Google’s decision to use Rust for new code in Android in order to reduce memory-related flaws appears to be paying off. Memory safety vulnerabilities in Android have been more than halved — a milestone that coincides with Google’s switch from C and C++ to the memory-safe programming language, Rust.
This is the first year that memory safety vulnerabilities are not the biggest category of security flaws, and comes a year after Google made Rust the default for new code in the Android Open Source Project (AOSP).
Other memory-safe languages Google has used for Android include Java and Java-compatible Kotlin. C and C++ are still dominant languages in AOSP, but Android 13 is the first version where most of the new code is from memory-safe languages. After Google adopted it for AOSP in April 2021, Rust now accounts for about 21% of new code. The Linux kernel project this year adopted Rust as the new official second language to C.
Android version 10 from 2019 had 223 memory safety bugs, while Android 13 has 85 known memory safety issues.
Over that period, memory safety vulnerabilities have dropped from 76% down to 35% of Android’s total vulnerabilities, notes Android security software engineer Jeffrey Vander Stoep. With this drop in memory safety vulnerabilities, Google is also seeing a decline in critical and remotely exploitable flaws.
Vander Stoep notes that this change was not driven by “heroics” — just developers using the best tools for the job. The Android team plans to step up usage of Rust, although there are no plans to get rid of C and C++ for its systems programming.
“If I had to identify a single characteristic that makes this possible, I would say ‘humility’. There’s a willingness within all levels of the Android team to say ‘How can we do better?’ along with the fortitude to follow through and make changes, including systemic changes,” he noted in a tweet.
“Humility needs to go both ways though. Rust doesn’t solve all problems, and there are areas where C/C++ will continue to be the most practical option for development, at least for a while. That’s OK.
“We’ll work on reducing that over time while continuing to scale up our Rust usage and continuing to invest-in and deploy improvements to C/C++.”
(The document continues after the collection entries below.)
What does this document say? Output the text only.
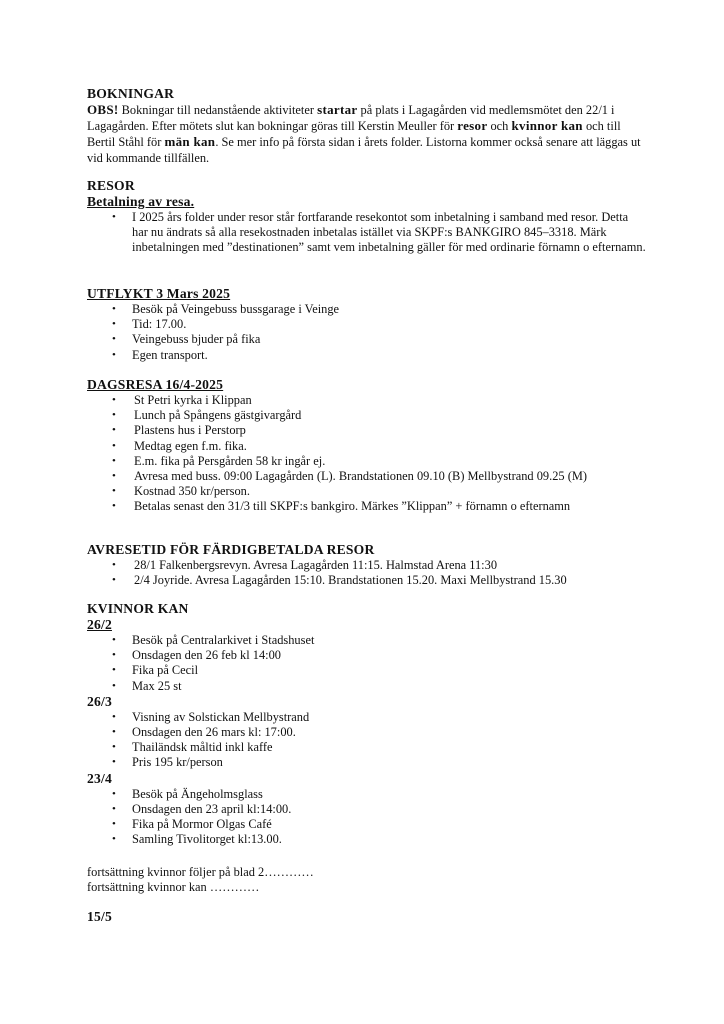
BOKNINGAR

OBS! Bokningar till nedanstående aktiviteter startar på plats i Lagagården vid medlemsmötet den 22/1 i Lagagården. Efter mötets slut kan bokningar göras till Kerstin Meuller för resor och kvinnor kan och till Bertil Ståhl för män kan. Se mer info på första sidan i årets folder. Listorna kommer också senare att läggas ut vid kommande tillfällen.

RESOR
Betalning av resa.
• I 2025 års folder under resor står fortfarande resekontot som inbetalning i samband med resor. Detta har nu ändrats så alla resekostnaden inbetalas istället via SKPF:s BANKGIRO 845–3318. Märk inbetalningen med ”destinationen” samt vem inbetalning gäller för med ordinarie förnamn o efternamn.
UTFLYKT 3 Mars 2025
• Besök på Veingebuss bussgarage i Veinge
• Tid: 17.00.
• Veingebuss bjuder på fika
• Egen transport.
DAGSRESA 16/4-2025
• St Petri kyrka i Klippan
• Lunch på Spångens gästgivargård
• Plastens hus i Perstorp
• Medtag egen f.m. fika.
• E.m. fika på Persgården 58 kr ingår ej.
• Avresa med buss. 09:00 Lagagården (L). Brandstationen 09.10 (B) Mellbystrand 09.25 (M)
• Kostnad 350 kr/person.
• Betalas senast den 31/3 till SKPF:s bankgiro. Märkes ”Klippan” + förnamn o efternamn
AVRESETID FÖR FÄRDIGBETALDA RESOR
• 28/1 Falkenbergsrevyn. Avresa Lagagården 11:15. Halmstad Arena 11:30
• 2/4 Joyride. Avresa Lagagården 15:10. Brandstationen 15.20. Maxi Mellbystrand 15.30
KVINNOR KAN
26/2
• Besök på Centralarkivet i Stadshuset
• Onsdagen den 26 feb kl 14:00
• Fika på Cecil
• Max 25 st
26/3
• Visning av Solstickan Mellbystrand
• Onsdagen den 26 mars kl: 17:00.
• Thailändsk måltid inkl kaffe
• Pris 195 kr/person
23/4
• Besök på Ängeholmsglass
• Onsdagen den 23 april kl:14:00.
• Fika på Mormor Olgas Café
• Samling Tivolitorget kl:13.00.
fortsättning kvinnor följer på blad 2…………
fortsättning kvinnor kan …………
15/5
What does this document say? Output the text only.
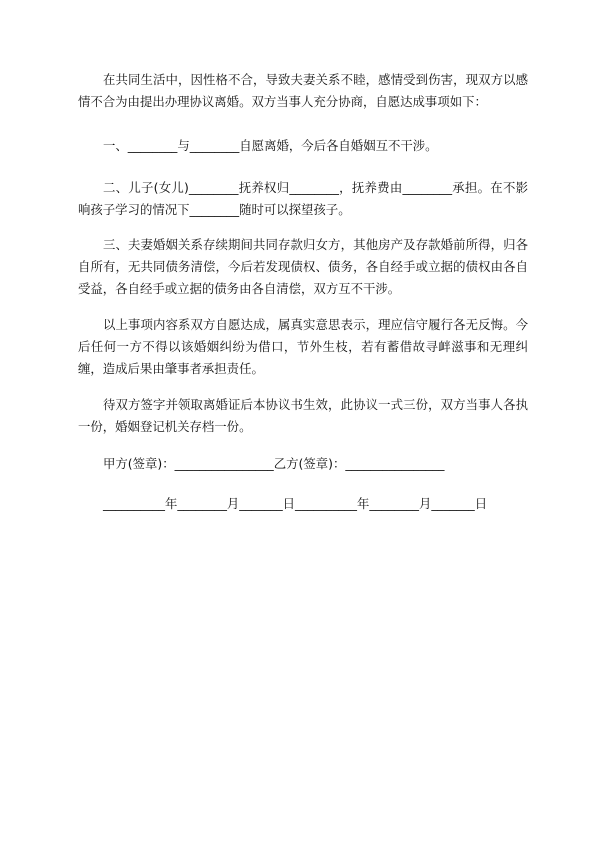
在共同生活中，因性格不合，导致夫妻关系不睦，感情受到伤害，现双方以感情不合为由提出办理协议离婚。双方当事人充分协商，自愿达成事项如下：

一、________与________自愿离婚，今后各自婚姻互不干涉。

二、儿子(女儿)________抚养权归________，抚养费由________承担。在不影响孩子学习的情况下________随时可以探望孩子。

三、夫妻婚姻关系存续期间共同存款归女方，其他房产及存款婚前所得，归各自所有，无共同债务清偿，今后若发现债权、债务，各自经手或立据的债权由各自受益，各自经手或立据的债务由各自清偿，双方互不干涉。

以上事项内容系双方自愿达成，属真实意思表示，理应信守履行各无反悔。今后任何一方不得以该婚姻纠纷为借口，节外生枝，若有蓄借故寻衅滋事和无理纠缠，造成后果由肇事者承担责任。

待双方签字并领取离婚证后本协议书生效，此协议一式三份，双方当事人各执一份，婚姻登记机关存档一份。

甲方(签章)：________________乙方(签章)：________________

__________年________月_______日__________年________月_______日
Correlation doesn’t equate to causation, Vander Stoep notes, but the percentage of memory safety security bugs — which dominate high severity bugs — does closely match the languages used for new code.
Security tools like fuzzing have also made a big impact on memory safety bugs, says Google.
“We continue to invest in tools to improve the safety of our C/C++. Over the past few releases we’ve introduced the Scudo hardened allocator, HWASAN, GWP-ASAN, and KFENCE on production Android devices. We’ve also increased our fuzzing coverage on our existing code base. Vulnerabilities found using these tools contributed both to prevention of vulnerabilities in new code as well as vulnerabilities found in old code that are included in the above evaluation. These are important tools, and critically important for our C/C++ code. However, these alone do not account for the large shift in vulnerabilities that we’re seeing, and other projects that have deployed these technologies have not seen a major shift in their vulnerability composition. We believe Android’s ongoing shift from memory-unsafe to memory-safe languages is a major factor,” writes Vander Stoep.
He goes on to note that in Android 13 there are 1.5 million total lines of Rust code, representing about 21% of all new code. To date, Google has seen not a single memory safety vulnerability in Android’s Rust code.
“It demonstrates that Rust is fulfilling its intended purpose of preventing Android’s most common source of vulnerabilities. Historical vulnerability density is greater than 1/kLOC (1 vulnerability per thousand lines of code) in many of Android’s C/C++ components (e.g. media, Bluetooth, NFC, etc). Based on this historical vulnerability density, it’s likely that using Rust has already prevented hundreds of vulnerabilities from reaching production,” Vander Stoep notes.
Google sees the move away from C/C++ as challenging, but is pressing ahead with the project for Android. However, it is not moving to Rust for Chrome.
For Android, though, Google is implementing userspace hardware abstraction layers (HALs) in Rust and adding support for Rust in Trusted Applications. It has also migrated virtual machine firmware in the Android Virtualization Framework to Rust. And with support for Rust in the Linux kernel version 6.1, Google is bringing memory-safety to the kernel, starting with kernel drivers.